Unnamed: 0,Index,message to examine,label (depression result)
0,106,just had a real good moment. i missssssssss hi...,0
1,217,is reading manga http://plurk.com/p/mzp1e,0
2,220,@comeagainjen http://twitpic.com/2y2lx - http:...,0
3,288,@lapcat Need to send 'em to my accountant tomo...,0
4,540,ADD ME ON MYSPACE!!! myspace.com/LookThunder,0


In [7]:
texts = df['message to examine'].values
labels = df['label (depression result)'].values

In [8]:
# Step 2: Preprocess the text data
tokenizer = Tokenizer()
tokenizer.fit_on_texts(texts)
sequences = tokenizer.texts_to_sequences(texts)
data = pad_sequences(sequences)

In [9]:
# Step 3: Split the data into training and testing sets
x_train, x_test, y_train, y_test = tts(data, labels, test_size = 0.2)
model = Sequential()
model.add(Embedding(len(tokenizer.index_word)+1, 32, input_length = data.shape[1]))
model.add(LSTM(64))
model.add(Dense(1, activation = 'sigmoid'))
model.compile(loss = 'binary_crossentropy', optimizer = 'adam', metrics = ['accuracy'])

In [10]:
y_train = np.array(y_train, dtype = float)
y_test = np.array(y_test, dtype = float)

In [11]:
model.fit(x_train, y_train, validation_data = (x_test, y_test), epochs = 1)

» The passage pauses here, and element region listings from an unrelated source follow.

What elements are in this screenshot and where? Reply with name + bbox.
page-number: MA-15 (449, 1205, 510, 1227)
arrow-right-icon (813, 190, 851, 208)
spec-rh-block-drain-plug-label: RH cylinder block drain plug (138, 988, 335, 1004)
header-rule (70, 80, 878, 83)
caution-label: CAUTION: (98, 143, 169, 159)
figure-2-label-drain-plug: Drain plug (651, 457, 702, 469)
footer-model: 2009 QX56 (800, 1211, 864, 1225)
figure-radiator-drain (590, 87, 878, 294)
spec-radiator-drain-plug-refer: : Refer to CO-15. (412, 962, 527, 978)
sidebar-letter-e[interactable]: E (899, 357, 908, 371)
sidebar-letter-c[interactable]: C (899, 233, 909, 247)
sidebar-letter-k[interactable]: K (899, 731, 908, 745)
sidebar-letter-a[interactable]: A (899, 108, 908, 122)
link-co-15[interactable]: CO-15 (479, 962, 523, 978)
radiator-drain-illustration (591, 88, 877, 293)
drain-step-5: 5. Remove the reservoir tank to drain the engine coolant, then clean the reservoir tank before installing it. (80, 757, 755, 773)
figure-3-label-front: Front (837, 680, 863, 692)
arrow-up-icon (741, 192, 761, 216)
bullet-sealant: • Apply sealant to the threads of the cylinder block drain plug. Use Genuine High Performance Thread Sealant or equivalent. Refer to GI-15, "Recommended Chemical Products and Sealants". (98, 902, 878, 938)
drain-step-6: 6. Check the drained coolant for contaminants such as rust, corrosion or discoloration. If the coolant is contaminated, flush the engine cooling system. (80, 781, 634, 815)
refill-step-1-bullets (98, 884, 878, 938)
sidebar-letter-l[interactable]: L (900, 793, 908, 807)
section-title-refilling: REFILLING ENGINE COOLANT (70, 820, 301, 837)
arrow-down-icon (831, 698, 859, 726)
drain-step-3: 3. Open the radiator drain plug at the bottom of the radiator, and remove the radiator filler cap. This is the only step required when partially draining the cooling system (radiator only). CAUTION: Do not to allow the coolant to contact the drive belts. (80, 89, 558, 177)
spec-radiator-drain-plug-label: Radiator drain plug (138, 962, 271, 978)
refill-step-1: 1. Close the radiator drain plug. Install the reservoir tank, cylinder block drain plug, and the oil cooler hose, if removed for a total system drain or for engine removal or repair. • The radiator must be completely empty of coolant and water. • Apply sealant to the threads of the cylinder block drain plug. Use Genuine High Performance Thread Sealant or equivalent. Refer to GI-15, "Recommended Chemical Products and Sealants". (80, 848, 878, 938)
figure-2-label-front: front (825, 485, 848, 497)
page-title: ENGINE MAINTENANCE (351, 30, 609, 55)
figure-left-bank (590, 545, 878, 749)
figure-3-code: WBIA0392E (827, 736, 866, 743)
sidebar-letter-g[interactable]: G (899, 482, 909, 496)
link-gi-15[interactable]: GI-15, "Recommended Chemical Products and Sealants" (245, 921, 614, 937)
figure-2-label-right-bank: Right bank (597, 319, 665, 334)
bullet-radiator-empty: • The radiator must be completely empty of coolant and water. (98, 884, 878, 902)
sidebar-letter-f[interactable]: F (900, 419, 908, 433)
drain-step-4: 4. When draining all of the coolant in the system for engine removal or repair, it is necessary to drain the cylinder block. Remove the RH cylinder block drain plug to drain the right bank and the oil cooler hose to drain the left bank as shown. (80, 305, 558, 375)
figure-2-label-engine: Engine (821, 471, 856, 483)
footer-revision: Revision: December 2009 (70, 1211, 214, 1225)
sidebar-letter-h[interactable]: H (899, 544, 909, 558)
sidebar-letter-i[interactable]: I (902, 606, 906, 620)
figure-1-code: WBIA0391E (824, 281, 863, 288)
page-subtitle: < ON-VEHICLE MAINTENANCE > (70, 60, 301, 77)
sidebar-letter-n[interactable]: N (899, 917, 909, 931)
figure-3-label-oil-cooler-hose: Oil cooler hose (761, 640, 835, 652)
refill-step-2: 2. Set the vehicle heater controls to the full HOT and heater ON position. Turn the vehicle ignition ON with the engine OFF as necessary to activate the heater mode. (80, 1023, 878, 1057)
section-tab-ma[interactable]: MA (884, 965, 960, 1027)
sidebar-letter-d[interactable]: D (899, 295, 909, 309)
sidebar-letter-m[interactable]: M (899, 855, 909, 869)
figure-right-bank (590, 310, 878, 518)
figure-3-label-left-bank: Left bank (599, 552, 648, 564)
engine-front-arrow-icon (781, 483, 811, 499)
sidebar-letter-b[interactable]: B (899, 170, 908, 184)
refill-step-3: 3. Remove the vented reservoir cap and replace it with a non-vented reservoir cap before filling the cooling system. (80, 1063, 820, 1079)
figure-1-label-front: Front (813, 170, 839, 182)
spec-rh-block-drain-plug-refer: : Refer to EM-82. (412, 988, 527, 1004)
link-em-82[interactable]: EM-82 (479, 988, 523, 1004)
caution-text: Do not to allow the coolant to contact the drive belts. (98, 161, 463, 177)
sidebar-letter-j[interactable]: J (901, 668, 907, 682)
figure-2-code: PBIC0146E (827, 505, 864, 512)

<keras.src.callbacks.History at 0x280205fd0>

In [12]:
# Step 4: Use the trained model to classify new text
new_text = ['I had a terrible experince with the product and service']
new_sequence = tokenizer.texts_to_sequences(new_text)
new_data = pad_sequences(new_sequence, maxlen = data.shape[1])
prediction = model.predict(new_data)



In [13]:
# Step 5: Evaluate the model
scores = model.evaluate(x_test, y_test)
print('Accuracy:', scores[1])

Accuracy: 0.9835191369056702